For your information from Jim Thatcher June 4, 2007:

> "It may be true that it is possible to
> restructure many complex data tables by adding rowgroup or colgroup
> elements to the table and by altering the spans of cells in such a
> way that the scope attribute can specify the header cells for all
> data cells. I am not convinced but it is true for some of the
> "classic" examples. That process is complicated and cumbersome. It
> basically requires rewriting the table. Compare that with the
> headers/id approach. ANY Table with ANY relationship between heading
> cells and data cells can be defined directly by adding id attributes
> and headers attributes to the cells - not touching the structure of
> the table. ANY table ANY relationship. That is part of the reason why
> you see many examples of simple tables marked up with headers/id when
> they are not necessary and simple scope would work. The simple and
> algorithmic aspects of headers/id is why the screen reader vendors
> all now support it and none support rowgroup and colgroup. The
> algorithm the AT vendors would have to implement for the scope/group
> approach is much more complex to the point that I think it unlikely
> they would ever support it AND it would not catch everything."

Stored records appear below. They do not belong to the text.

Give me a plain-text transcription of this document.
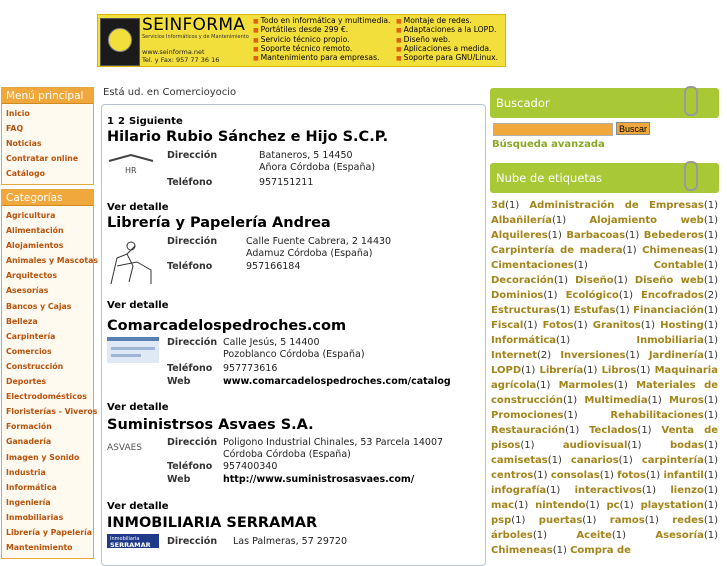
SEINFORMA
Servicios Informáticos y de Mantenimiento
www.seinforma.net
Tel. y Fax: 957 77 36 16
■ Todo en informática y multimedia.
■ Portátiles desde 299 €.
■ Servicio técnico propio.
■ Soporte técnico remoto.
■ Mantenimiento para empresas.
■ Montaje de redes.
■ Adaptaciones a la LOPD.
■ Diseño web.
■ Aplicaciones a medida.
■ Soporte para GNU/Linux.
Está ud. en Comercioyocio
Menú principal
Inicio
FAQ
Noticias
Contratar online
Catálogo
Categorías
Agricultura
Alimentación
Alojamientos
Animales y Mascotas
Arquitectos
Asesorías
Bancos y Cajas
Belleza
Carpintería
Comercios
Construcción
Deportes
Electrodomésticos
Floristerías - Viveros
Formación
Ganadería
Imagen y Sonido
Industria
Informática
Ingeniería
Inmobiliarias
Librería y Papelería
Mantenimiento
1 2 Siguiente
Hilario Rubio Sánchez e Hijo S.C.P.
HR
Dirección	Bataneros, 5 14450
Añora Córdoba (España)
Teléfono	957151211
Ver detalle
Librería y Papelería Andrea
Dirección	Calle Fuente Cabrera, 2 14430
Adamuz Córdoba (España)
Teléfono	957166184
Ver detalle
Comarcadelospedroches.com
Dirección Calle Jesús, 5 14400
Pozoblanco Córdoba (España)
Teléfono 957773616
Web	www.comarcadelospedroches.com/catalog
Ver detalle
Suministrsos Asvaes S.A.
ASVAES	Dirección Poligono Industrial Chinales, 53 Parcela 14007
Córdoba Córdoba (España)
Teléfono 957400340
Web	http://www.suministrosasvaes.com/
Ver detalle
INMOBILIARIA SERRAMAR
Inmobiliaria
SERRAMAR Dirección Las Palmeras, 57 29720
Buscador
Buscar
Búsqueda avanzada
Nube de etiquetas
3d(1) Administración de Empresas(1) Albañilería(1) Alojamiento web(1) Alquileres(1) Barbacoas(1) Bebederos(1) Carpintería de madera(1) Chimeneas(1) Cimentaciones(1)	Contable(1) Decoración(1) Diseño(1) Diseño web(1) Dominios(1) Ecológico(1) Encofrados(2) Estructuras(1) Estufas(1) Financiación(1) Fiscal(1) Fotos(1) Granitos(1) Hosting(1) Informática(1)	Inmobiliaria(1) Internet(2) Inversiones(1) Jardinería(1) LOPD(1) Librería(1) Libros(1) Maquinaria agrícola(1) Marmoles(1) Materiales de construcción(1) Multimedia(1) Muros(1) Promociones(1)	Rehabilitaciones(1) Restauración(1) Teclados(1) Venta de pisos(1)	audiovisual(1)	bodas(1) camisetas(1) canarios(1) carpintería(1) centros(1) consolas(1) fotos(1) infantil(1) infografía(1) interactivos(1) lienzo(1) mac(1) nintendo(1) pc(1) playstation(1) psp(1) puertas(1) ramos(1) redes(1) árboles(1)	Aceite(1)	Asesoría(1) Chimeneas(1) Compra de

User Agent Working Group comments:

> "The 'headers' attribute is
> supported by the major screen readers used in the world (JAWS,
> WindowEyes, ??HAL/SuperNova-still waiting for a reply). WindowEyes
> uses the headers and id attribute combination. WindowEyes does *not*
> use the scope attribute. JAWS has support for headers/id, row and
> column span, and the 'axis' attribute. Assistive technologies,
> browser extensions, and tools that use DOM access also support the
> headers attribute and expose that information through their
> accessibility APIs and to their end users with disabilities and to
> developers. Examples of this include Firefox extensions like FireVox
> and the University of Illinois Firefox accessibility extension, and
> developer tools like Parasoft's WebKing and IBM's RAVEN tool. In
> addition, platform accessibility APIs such as IAccessible2 on
> Windows, ATK/AT-SPI on Linux, and the Java accessibility API all have
> functions for getting the row and column headers. The headers
> attribute, scope attrte, and TH all provided explicit, engineered
> ways for browsers to get row and column headers and expose that
> information to assistive technologies through the accessibility APIs.
> Without these, the browsers and assistive technologies are forced to
> resort to heuristics such as font styling and location (topmost and
> leftmost cells), which is insufficient for complex tables with
> spanned and multiple row/column headers." - Jim Allan.